The Managing Director said they are welcoming the private electricity companies as partners on a win-win basis to improve the country’s power problem.
“The venture is capital intensive and the government doesn’t have resources to do it alone as the resources are scarce and all the sectors are vying for the same resources. So therefore there is a limit to what the government can do in terms of intervention,” he said.
He added: “This is where private company partnership is important and as at now we have been talking to a lot of interested parties that want to participate in the sector. But it is too premature for me to elaborate on those because discussions are going on. And as much as we are desperate we will have to get the right deals because at the end of the day it has to be a win-win situation.”

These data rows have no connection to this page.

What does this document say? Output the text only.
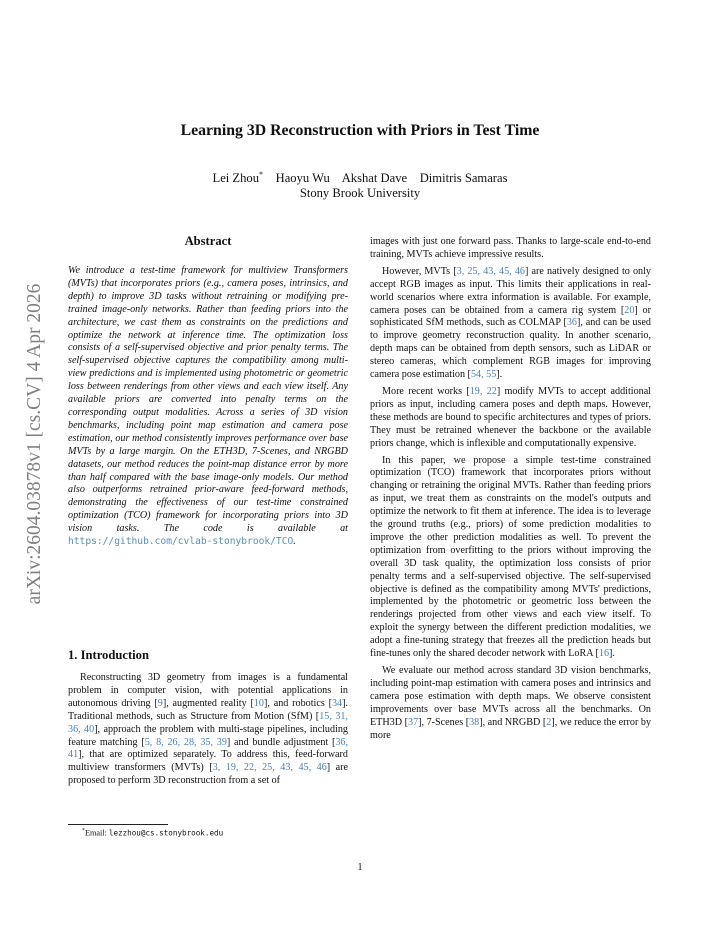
Learning 3D Reconstruction with Priors in Test Time
Lei Zhou* Haoyu Wu Akshat Dave Dimitris Samaras
Stony Brook University
arXiv:2604.03878v1 [cs.CV] 4 Apr 2026
Abstract
We introduce a test-time framework for multiview Transformers (MVTs) that incorporates priors (e.g., camera poses, intrinsics, and depth) to improve 3D tasks without retraining or modifying pre-trained image-only networks. Rather than feeding priors into the architecture, we cast them as constraints on the predictions and optimize the network at inference time. The optimization loss consists of a self-supervised objective and prior penalty terms. The self-supervised objective captures the compatibility among multi-view predictions and is implemented using photometric or geometric loss between renderings from other views and each view itself. Any available priors are converted into penalty terms on the corresponding output modalities. Across a series of 3D vision benchmarks, including point map estimation and camera pose estimation, our method consistently improves performance over base MVTs by a large margin. On the ETH3D, 7-Scenes, and NRGBD datasets, our method reduces the point-map distance error by more than half compared with the base image-only models. Our method also outperforms retrained prior-aware feed-forward methods, demonstrating the effectiveness of our test-time constrained optimization (TCO) framework for incorporating priors into 3D vision tasks. The code is available at https://github.com/cvlab-stonybrook/TCO.
1. Introduction

Reconstructing 3D geometry from images is a fundamental problem in computer vision, with potential applications in autonomous driving [9], augmented reality [10], and robotics [34]. Traditional methods, such as Structure from Motion (SfM) [15, 31, 36, 40], approach the problem with multi-stage pipelines, including feature matching [5, 8, 26, 28, 35, 39] and bundle adjustment [36, 41], that are optimized separately. To address this, feed-forward multiview transformers (MVTs) [3, 19, 22, 25, 43, 45, 46] are proposed to perform 3D reconstruction from a set of

images with just one forward pass. Thanks to large-scale end-to-end training, MVTs achieve impressive results.

However, MVTs [3, 25, 43, 45, 46] are natively designed to only accept RGB images as input. This limits their applications in real-world scenarios where extra information is available. For example, camera poses can be obtained from a camera rig system [20] or sophisticated SfM methods, such as COLMAP [36], and can be used to improve geometry reconstruction quality. In another scenario, depth maps can be obtained from depth sensors, such as LiDAR or stereo cameras, which complement RGB images for improving camera pose estimation [54, 55].

More recent works [19, 22] modify MVTs to accept additional priors as input, including camera poses and depth maps. However, these methods are bound to specific architectures and types of priors. They must be retrained whenever the backbone or the available priors change, which is inflexible and computationally expensive.

In this paper, we propose a simple test-time constrained optimization (TCO) framework that incorporates priors without changing or retraining the original MVTs. Rather than feeding priors as input, we treat them as constraints on the model's outputs and optimize the network to fit them at inference. The idea is to leverage the ground truths (e.g., priors) of some prediction modalities to improve the other prediction modalities as well. To prevent the optimization from overfitting to the priors without improving the overall 3D task quality, the optimization loss consists of prior penalty terms and a self-supervised objective. The self-supervised objective is defined as the compatibility among MVTs' predictions, implemented by the photometric or geometric loss between the renderings projected from other views and each view itself. To exploit the synergy between the different prediction modalities, we adopt a fine-tuning strategy that freezes all the prediction heads but fine-tunes only the shared decoder network with LoRA [16].

We evaluate our method across standard 3D vision benchmarks, including point-map estimation with camera poses and intrinsics and camera pose estimation with depth maps. We observe consistent improvements over base MVTs across all the benchmarks. On ETH3D [37], 7-Scenes [38], and NRGBD [2], we reduce the error by more

*Email: lezzhou@cs.stonybrook.edu
1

On whether NAWEC should consider wind power generation as an alternative considering the high cost of generators and their maintenances, the director said they are already working on that but as a supplementary initiative.
“There is this rhetoric that as if we have enough sunlight so that is the solution which is not the ultimate case. The problem is that they can only be supplementary so there is a limit that you can take from them. It all depends on the sunlight and it is not something that is constant as it changes. As a result it brings in a lot of fluctuations and instability in the system. So if you don’t have a base and you put in solar or wind and you have those fluctuations in the end you will be the ones coming back to NAWEC to blame,” he said.
Fatajo said that the energy mix has to be the right thing and they are into that as they already have a 10 megawatts solar project into the system. He maintained that they can only take supplementary supplies from it unlike the generation system.
Tijan Manneh, commercial director said they have been struggling a lot on debts owed by some public enterprises and other government institutions particularly the Area Councils. He said they are making efforts to meet them to talk about the means of settling the debts in an agreeable point for them to pay. He said this has been a big problem on NAWEC. He said they are getting into agreement but failure of that there will be power disconnection.
However, he said some of the public institutions owing NAWEC are facing the same challenge and any disconnection in their offices will also disturb the public which sometimes hinder them from their disconnection.